Compute the single dimensional continuous wavelet transform.

This function is a jax port of pywt.cwt as found at: https://github.com/PyWavelets/pywt/blob/master/pywt/_cwt.py

Parameters

• data (jnp.ndarray) – The ijnput tensor of shape [batch_size, time].

• scales (np.ndarray or jnp.array) – The wavelet scales to use. One can use f = pywt.scale2frequency(wavelet, scale)/sampling_period to determine what physical frequency, f. Here, f is in hertz when the sampling_period is given in seconds. wavelet (str or Wavelet of ContinuousWavelet): The wavelet to work with.

• wavelet (ContinuousWavelet or str) – The continuous wavelet to work with.

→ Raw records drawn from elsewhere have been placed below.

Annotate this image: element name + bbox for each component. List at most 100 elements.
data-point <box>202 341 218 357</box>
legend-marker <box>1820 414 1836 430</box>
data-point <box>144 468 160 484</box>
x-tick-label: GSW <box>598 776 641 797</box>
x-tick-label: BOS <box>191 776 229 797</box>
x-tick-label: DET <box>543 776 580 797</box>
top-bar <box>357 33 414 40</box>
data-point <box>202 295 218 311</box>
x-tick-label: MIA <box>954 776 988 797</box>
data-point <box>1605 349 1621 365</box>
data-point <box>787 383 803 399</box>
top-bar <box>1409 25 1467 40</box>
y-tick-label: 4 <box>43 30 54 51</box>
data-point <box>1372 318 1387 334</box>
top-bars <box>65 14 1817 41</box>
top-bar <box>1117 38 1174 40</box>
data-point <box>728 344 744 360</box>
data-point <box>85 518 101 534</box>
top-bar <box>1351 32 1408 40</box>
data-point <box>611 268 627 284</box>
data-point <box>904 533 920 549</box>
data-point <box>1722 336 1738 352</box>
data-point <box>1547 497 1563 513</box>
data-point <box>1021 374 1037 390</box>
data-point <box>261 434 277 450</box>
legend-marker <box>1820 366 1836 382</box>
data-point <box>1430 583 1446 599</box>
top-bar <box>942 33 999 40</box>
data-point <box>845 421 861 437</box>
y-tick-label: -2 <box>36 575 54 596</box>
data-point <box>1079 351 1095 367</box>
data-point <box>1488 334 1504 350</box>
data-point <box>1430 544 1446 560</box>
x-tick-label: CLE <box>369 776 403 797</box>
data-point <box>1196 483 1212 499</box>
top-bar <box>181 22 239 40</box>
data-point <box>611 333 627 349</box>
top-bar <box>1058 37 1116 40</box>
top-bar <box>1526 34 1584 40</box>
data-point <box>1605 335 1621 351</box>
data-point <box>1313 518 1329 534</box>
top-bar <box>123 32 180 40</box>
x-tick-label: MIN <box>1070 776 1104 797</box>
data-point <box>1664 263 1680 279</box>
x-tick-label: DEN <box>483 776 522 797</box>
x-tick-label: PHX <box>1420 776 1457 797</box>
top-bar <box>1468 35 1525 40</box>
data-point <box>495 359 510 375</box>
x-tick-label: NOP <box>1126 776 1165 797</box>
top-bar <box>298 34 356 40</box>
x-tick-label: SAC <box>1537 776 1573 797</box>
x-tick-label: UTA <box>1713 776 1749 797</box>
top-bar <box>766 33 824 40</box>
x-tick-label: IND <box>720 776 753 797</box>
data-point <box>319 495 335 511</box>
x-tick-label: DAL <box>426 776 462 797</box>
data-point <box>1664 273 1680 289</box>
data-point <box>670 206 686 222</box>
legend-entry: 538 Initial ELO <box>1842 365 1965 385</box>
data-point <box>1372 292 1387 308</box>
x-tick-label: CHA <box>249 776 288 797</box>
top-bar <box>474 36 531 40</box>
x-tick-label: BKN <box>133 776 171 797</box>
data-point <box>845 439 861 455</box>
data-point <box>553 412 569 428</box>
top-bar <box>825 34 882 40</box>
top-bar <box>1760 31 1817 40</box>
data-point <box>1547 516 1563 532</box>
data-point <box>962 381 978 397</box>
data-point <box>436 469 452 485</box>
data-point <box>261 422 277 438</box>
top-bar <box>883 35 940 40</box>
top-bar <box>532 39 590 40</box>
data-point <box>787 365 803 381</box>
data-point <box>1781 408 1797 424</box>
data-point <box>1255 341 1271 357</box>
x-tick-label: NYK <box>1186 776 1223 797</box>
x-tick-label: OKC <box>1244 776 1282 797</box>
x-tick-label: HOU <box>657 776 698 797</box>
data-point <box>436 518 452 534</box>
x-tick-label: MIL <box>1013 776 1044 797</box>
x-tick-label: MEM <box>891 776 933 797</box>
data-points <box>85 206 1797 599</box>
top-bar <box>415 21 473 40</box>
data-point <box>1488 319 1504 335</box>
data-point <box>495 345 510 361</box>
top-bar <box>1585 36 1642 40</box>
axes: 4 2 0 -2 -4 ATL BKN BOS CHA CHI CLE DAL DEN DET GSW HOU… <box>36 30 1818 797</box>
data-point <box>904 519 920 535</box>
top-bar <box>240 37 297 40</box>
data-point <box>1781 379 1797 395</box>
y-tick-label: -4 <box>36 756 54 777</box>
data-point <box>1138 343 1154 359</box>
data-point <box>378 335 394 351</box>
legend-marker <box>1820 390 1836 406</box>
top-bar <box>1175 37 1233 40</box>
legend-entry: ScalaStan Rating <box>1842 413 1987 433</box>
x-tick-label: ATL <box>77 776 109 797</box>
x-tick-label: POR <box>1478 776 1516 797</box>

• sampling_period (float) – Sampling period for the frequencies output (optional). The values computed for coefs are independent of the choice of sampling_period (i.e. scales is not scaled by the sampling period).

Raises

ValueError – If a scale is too small for the input signal.

Returns

A tuple with the transformation matrix

and frequencies in this order.

Return type

Tuple[jnp.ndarray, jnp.ndarray]

Example

>>> import ptwt
>>> import numpy as jnp
>>> import scipy.signal as signal
>>> t = jnp.linspace(-2, 2, 800, endpoint=False)
>>> sig = signal.chirp(t, f0=1, f1=12, t1=2, method="linear")
>>> widths = jnp.arange(1, 31)
>>> cwtmatr, freqs = ptwt.cwt(
>>>     jnp.array(sig), widths, "mexh", sampling_period=(4 / 800) * jnp.pi
>>> )

jaxwt.packets module

Compute wavelet packets using jwt.

class jaxwt.packets.WaveletPacket(data: Array, wavelet: Wavelet, mode: str = 'reflect', max_level: Optional[int] = None)

Bases: UserDict

A wavelet packet tree.

get_level(level: int) → List[str]

Return the graycodes for a given level.

Parameters

level (int) – The required depth of the tree.

Returns

A list with the node names.

Return type

list

class jaxwt.packets.WaveletPacket2D(data: Array, wavelet: Union[str, Wavelet], mode: str = 'reflect', max_level: Optional[int] = None)

Bases: UserDict

A wavelet packet tree.

get_level(level: int) → List[str]

Return the graycodes for a given level.

Parameters

level (int) – The required depth of the tree.

Returns

A list with the node names.

Return type

list

jaxwt.utils module

Various utility functions.

jaxwt.utils.flatten_2d_coeff_lst(coeff_list_2d: List[Union[Array, Tuple[Array, Array, Array]]], flatten_arrays: bool = True) → List[Array]

Flattens a list of array tuples into a single list.

Parameters

• coeff_list_2d (list) – A pywt-style coefficient list.

• flatten_arrays (bool) – If true, 2d array are flattened. Defaults to True.

Returns

A single 1-d list with all original elements.

Return type

list

jaxwt.version module

Version information for jwt.

Run with python -m jaxwt.version

jaxwt.version.get_git_hash() → str

Get the jaxwt git hash.

jaxwt.version.get_version(with_git_hash: bool = False) → str

Get the jaxwt version string, including a git hash.

Module contents

Differentiable and gpu enabled fast wavelet transforms in JAX.